(This session has been cancelled) Bringing Spectatorship Home: The Spectacle of Television Viewing in Postwar Britain
20 Nov 2017, 17:15 to 20 Nov 2017, 19:15
Sport and Leisure History
IHR Past and Present Room, N202, Second Floor, IHR, Senate House, Malet Street, London WC1E 7HU
Emily Rees , University of Nottingham
Please note: this session has been cancelled
Television has become, for the most part, an everyday leisure activity; an integral, yet taken for granted, part of domestic life. However, in the early decades of its development, as Helen Wheatley has previously argued, the exhibition of television was a spectacular event and its audience were more akin to spectators than what we now term ‘viewers’. This paper will demonstrate that, while television ultimately became a private form of leisure, in the late 1940s and early 1950s, television was frequently viewed in group settings, at demonstrations, exhibitions, and departments stores, but also in the homes of friends, family and neighbours.
This paper will focus on group viewing within the domestic setting, examining how, for these early viewers of television, the experience of “looking-in” at television was a novel, spectacular experience, which was framed through the physical object of the television receiver. Indeed, one of the defining early television “events” – Queen Elizabeth II’s coronation in 1953 – was an example of mediated spectacle, whereby the television set was a central component to the experience of viewing a defining event of the postwar era.
This paper aims to recover early television viewing experiences using a Mass Observation directive from 2003, which asked for memories of television in the 1950s and 60s, and includes several accounts of viewing television for the first time, including the Coronation.
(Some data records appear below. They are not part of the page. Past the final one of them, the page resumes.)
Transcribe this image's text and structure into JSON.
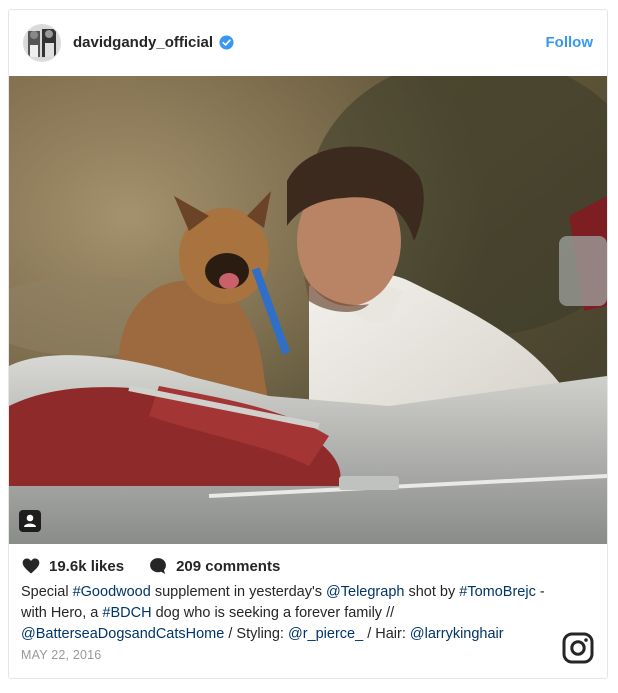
{
  "post": {
    "username": "davidgandy_official",
    "follow_label": "Follow",
    "likes": "19.6k likes",
    "comments": "209 comments",
    "caption": [
      {
        "text": "Special ",
        "type": "text"
      },
      {
        "text": "#Goodwood",
        "type": "tag"
      },
      {
        "text": " supplement in yesterday's ",
        "type": "text"
      },
      {
        "text": "@Telegraph",
        "type": "tag"
      },
      {
        "text": " shot by ",
        "type": "text"
      },
      {
        "text": "#TomoBrejc",
        "type": "tag"
      },
      {
        "text": " - with Hero, a ",
        "type": "text"
      },
      {
        "text": "#BDCH",
        "type": "tag"
      },
      {
        "text": " dog who is seeking a forever family // ",
        "type": "text"
      },
      {
        "text": "@BatterseaDogsandCatsHome",
        "type": "tag"
      },
      {
        "text": " / Styling: ",
        "type": "text"
      },
      {
        "text": "@r_pierce_",
        "type": "tag"
      },
      {
        "text": " / Hair: ",
        "type": "text"
      },
      {
        "text": "@larrykinghair",
        "type": "tag"
      }
    ],
    "date": "MAY 22, 2016"
  },
  "colors": {
    "link": "#003569",
    "follow": "#3897f0",
    "verified": "#3897f0",
    "muted": "#999999"
  },
  "icons": {
    "verified": "verified-badge-icon",
    "heart": "heart-icon",
    "comment": "comment-bubble-icon",
    "user_tag": "user-tag-icon",
    "logo": "instagram-logo-icon"
  }
}
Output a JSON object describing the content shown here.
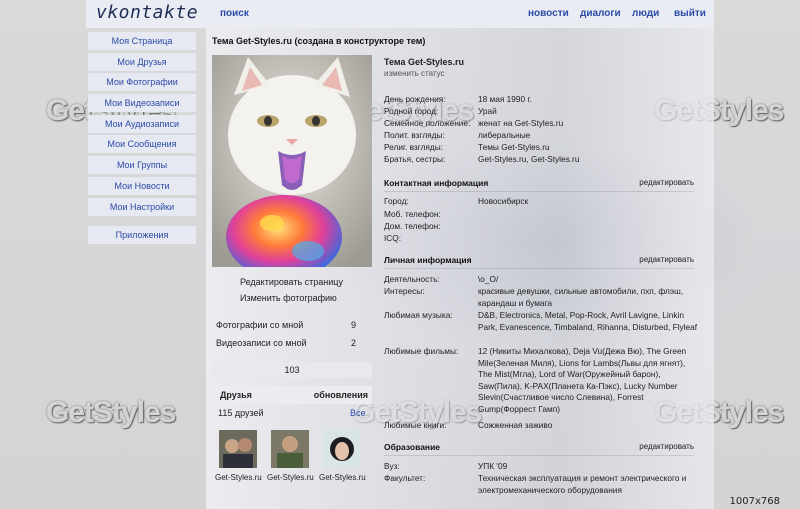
{
  "topbar": {
    "logo": "vkontakte",
    "search": "поиск",
    "nav": [
      "новости",
      "диалоги",
      "люди",
      "выйти"
    ]
  },
  "sidebar": {
    "items": [
      "Моя Страница",
      "Мои Друзья",
      "Мои Фотографии",
      "Мои Видеозаписи",
      "Мои Аудиозаписи",
      "Мои Сообщения",
      "Мои Группы",
      "Мои Новости",
      "Мои Настройки"
    ],
    "apps": "Приложения"
  },
  "page_title": "Тема Get-Styles.ru (создана в конструкторе тем)",
  "left": {
    "edit_page": "Редактировать страницу",
    "change_photo": "Изменить фотографию",
    "photos_with_me": "Фотографии со мной",
    "photos_with_me_count": "9",
    "videos_with_me": "Видеозаписи со мной",
    "videos_with_me_count": "2",
    "albums_count": "103",
    "friends_title": "Друзья",
    "friends_updates": "обновления",
    "friends_count": "115 друзей",
    "friends_all": "Все",
    "friends": [
      {
        "name": "Get-Styles.ru"
      },
      {
        "name": "Get-Styles.ru"
      },
      {
        "name": "Get-Styles.ru"
      }
    ]
  },
  "profile": {
    "name": "Тема Get-Styles.ru",
    "status_link": "изменить статус",
    "basic": [
      {
        "label": "День рождения:",
        "value": "18 мая 1990 г."
      },
      {
        "label": "Родной город:",
        "value": "Урай"
      },
      {
        "label": "Семейное положение:",
        "value": "женат на  Get-Styles.ru"
      },
      {
        "label": "Полит. взгляды:",
        "value": "либеральные"
      },
      {
        "label": "Религ. взгляды:",
        "value": "Темы Get-Styles.ru"
      },
      {
        "label": "Братья, сестры:",
        "value": "Get-Styles.ru, Get-Styles.ru"
      }
    ],
    "contacts_title": "Контактная информация",
    "contacts": [
      {
        "label": "Город:",
        "value": "Новосибирск"
      },
      {
        "label": "Моб. телефон:",
        "value": ""
      },
      {
        "label": "Дом. телефон:",
        "value": ""
      },
      {
        "label": "ICQ:",
        "value": ""
      }
    ],
    "personal_title": "Личная информация",
    "personal": [
      {
        "label": "Деятельность:",
        "value": "\\o_O/"
      },
      {
        "label": "Интересы:",
        "value": "красивые девушки, сильные автомобили, пхп, флэш, карандаш и бумага"
      },
      {
        "label": "Любимая музыка:",
        "value": "D&B, Electronics, Metal, Pop-Rock, Avril Lavigne, Linkin Park, Evanescence, Timbaland, Rihanna, Disturbed, Flyleaf"
      },
      {
        "label": "Любимые фильмы:",
        "value": "12 (Никиты Михалкова), Deja Vu(Дежа Вю), The Green Mile(Зеленая Миля), Lions for Lambs(Львы для ягнят), The Mist(Мгла), Lord of War(Оружейный барон), Saw(Пила), K-PAX(Планета Ка-Пэкс), Lucky Number Slevin(Счастливое число Слевина), Forrest Gump(Форрест Гамп)"
      },
      {
        "label": "Любимые книги:",
        "value": "Сожженная заживо"
      }
    ],
    "education_title": "Образование",
    "education": [
      {
        "label": "Вуз:",
        "value": "УПК '09"
      },
      {
        "label": "Факультет:",
        "value": "Техническая эксплуатация и ремонт электрического и электромеханического оборудования"
      }
    ],
    "edit_label": "редактировать"
  },
  "watermark": "GetStyles",
  "resolution": "1007x768"
}
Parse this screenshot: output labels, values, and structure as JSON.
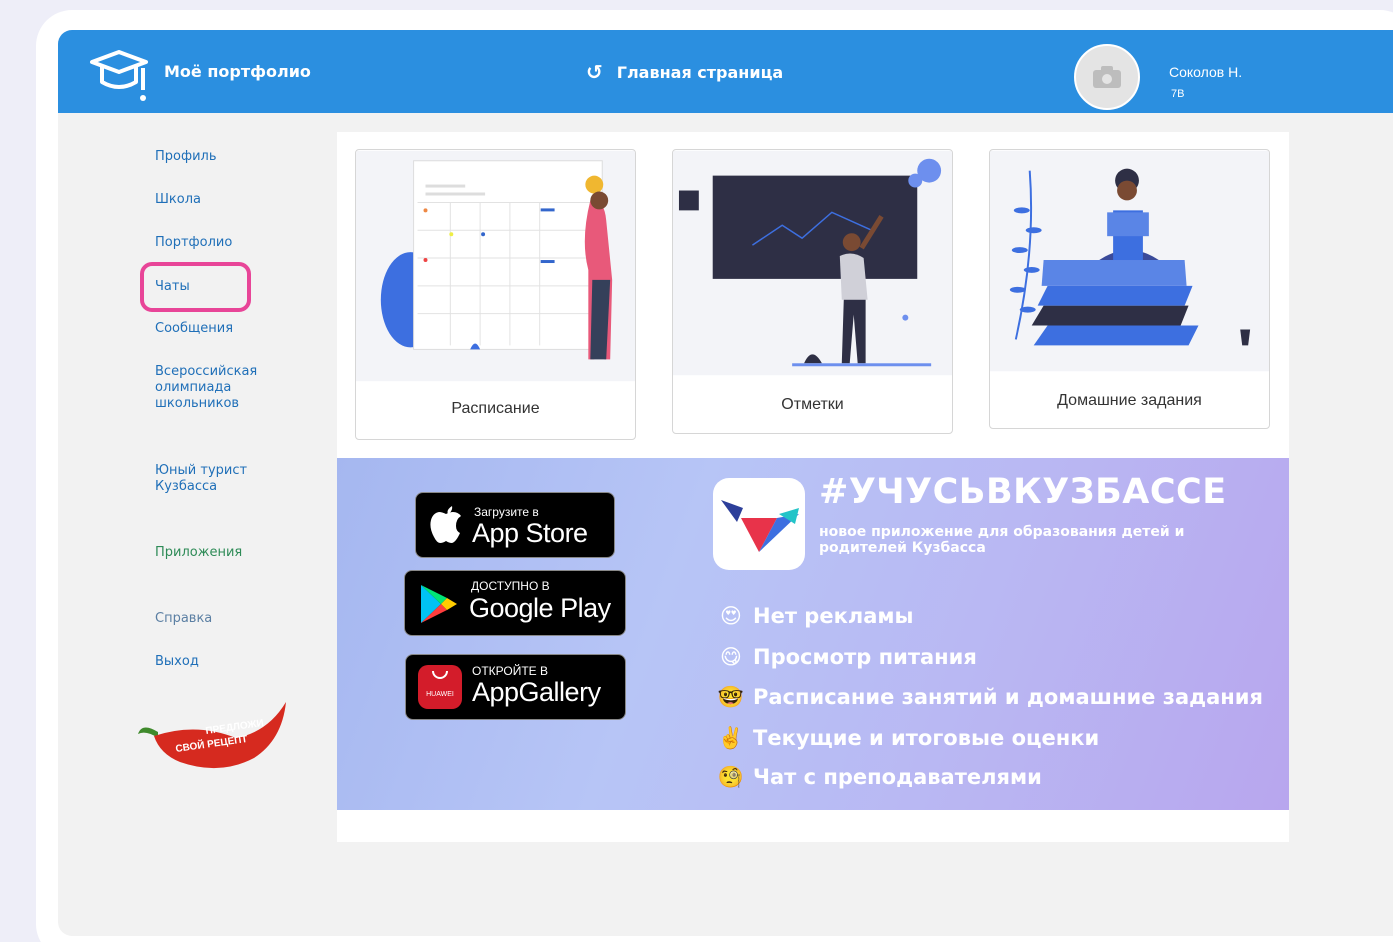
{
  "header": {
    "app_title": "Моё портфолио",
    "home_link": "Главная страница",
    "user_name": "Соколов Н.",
    "user_class": "7В"
  },
  "sidebar": {
    "items": [
      {
        "label": "Профиль"
      },
      {
        "label": "Школа"
      },
      {
        "label": "Портфолио"
      },
      {
        "label": "Чаты"
      },
      {
        "label": "Сообщения"
      },
      {
        "label": "Всероссийская\nолимпиада\nшкольников"
      },
      {
        "label": "Юный турист\nКузбасса"
      },
      {
        "label": "Приложения"
      },
      {
        "label": "Справка"
      },
      {
        "label": "Выход"
      }
    ],
    "promo_text": [
      "ПРЕДЛОЖИ",
      "СВОЙ РЕЦЕПТ"
    ]
  },
  "cards": [
    {
      "label": "Расписание"
    },
    {
      "label": "Отметки"
    },
    {
      "label": "Домашние задания"
    }
  ],
  "banner": {
    "appstore": {
      "small": "Загрузите в",
      "big": "App Store"
    },
    "googleplay": {
      "small": "ДОСТУПНО В",
      "big": "Google Play"
    },
    "appgallery": {
      "small": "ОТКРОЙТЕ В",
      "big": "AppGallery",
      "brand": "HUAWEI"
    },
    "hashtag": "#УЧУСЬВКУЗБАССЕ",
    "tagline": "новое приложение для образования детей и родителей Кузбасса",
    "features": [
      {
        "emoji": "😍",
        "text": "Нет рекламы"
      },
      {
        "emoji": "😋",
        "text": "Просмотр питания"
      },
      {
        "emoji": "🤓",
        "text": "Расписание занятий и домашние задания"
      },
      {
        "emoji": "✌️",
        "text": "Текущие и итоговые оценки"
      },
      {
        "emoji": "🧐",
        "text": "Чат с преподавателями"
      }
    ]
  },
  "colors": {
    "header_bg": "#2b8fe0",
    "highlight": "#e84598",
    "link": "#1f6fb8"
  }
}
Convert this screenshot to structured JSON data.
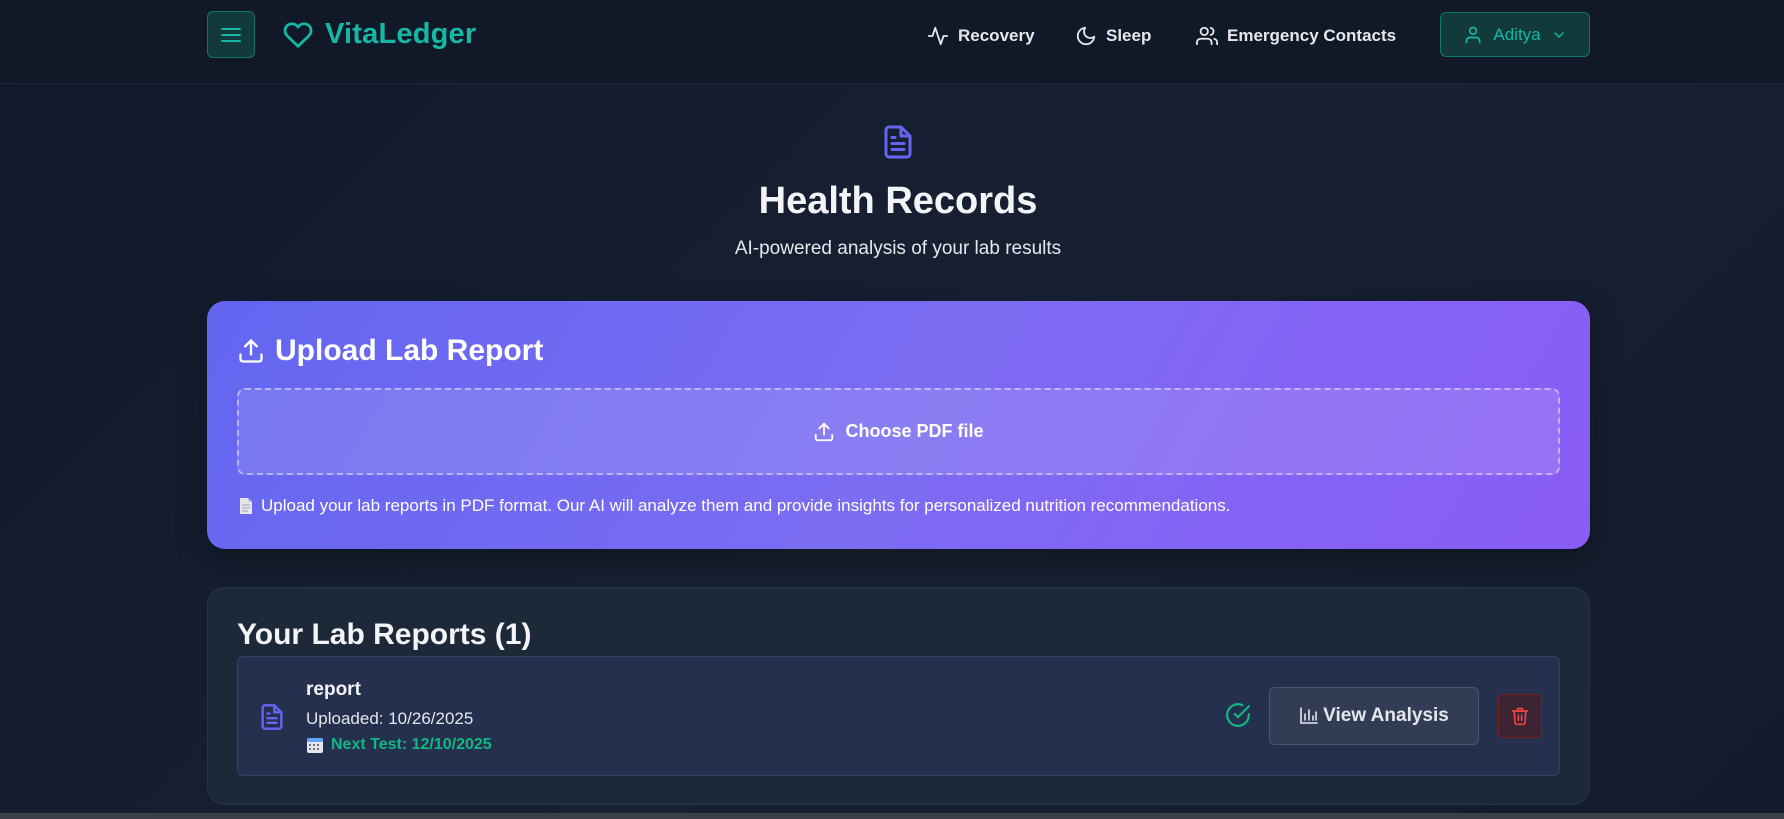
{
  "app": {
    "name": "VitaLedger",
    "colors": {
      "accent": "#14b8a6",
      "primary": "#6366f1",
      "purple": "#8b5cf6",
      "success": "#10b981",
      "danger": "#ef4444",
      "background": "#111827"
    }
  },
  "header": {
    "nav": [
      {
        "label": "Recovery",
        "icon": "activity-icon"
      },
      {
        "label": "Sleep",
        "icon": "moon-icon"
      },
      {
        "label": "Emergency Contacts",
        "icon": "users-icon"
      }
    ],
    "user": {
      "name": "Aditya",
      "icon": "user-icon"
    }
  },
  "hero": {
    "title": "Health Records",
    "subtitle": "AI-powered analysis of your lab results",
    "icon": "document-icon"
  },
  "upload": {
    "title": "Upload Lab Report",
    "choose_label": "Choose PDF file",
    "note": "Upload your lab reports in PDF format. Our AI will analyze them and provide insights for personalized nutrition recommendations."
  },
  "reports": {
    "title": "Your Lab Reports (1)",
    "items": [
      {
        "name": "report",
        "uploaded": "Uploaded: 10/26/2025",
        "next_test": "Next Test: 12/10/2025",
        "view_label": "View Analysis"
      }
    ]
  }
}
The memories reveal that the spectacle was not necessarily only what was shown on screen, but the domestic social gathering around the screen with the object of the television receiver at its centre.
Emily Rees is undertaking an AHRC-funded PhD on the domestication and commodification of television between 1936 and 1976 in the Department of Culture, Film and Media at the University of Nottingham, and the author of a forthcoming article in the Journal of Popular Television.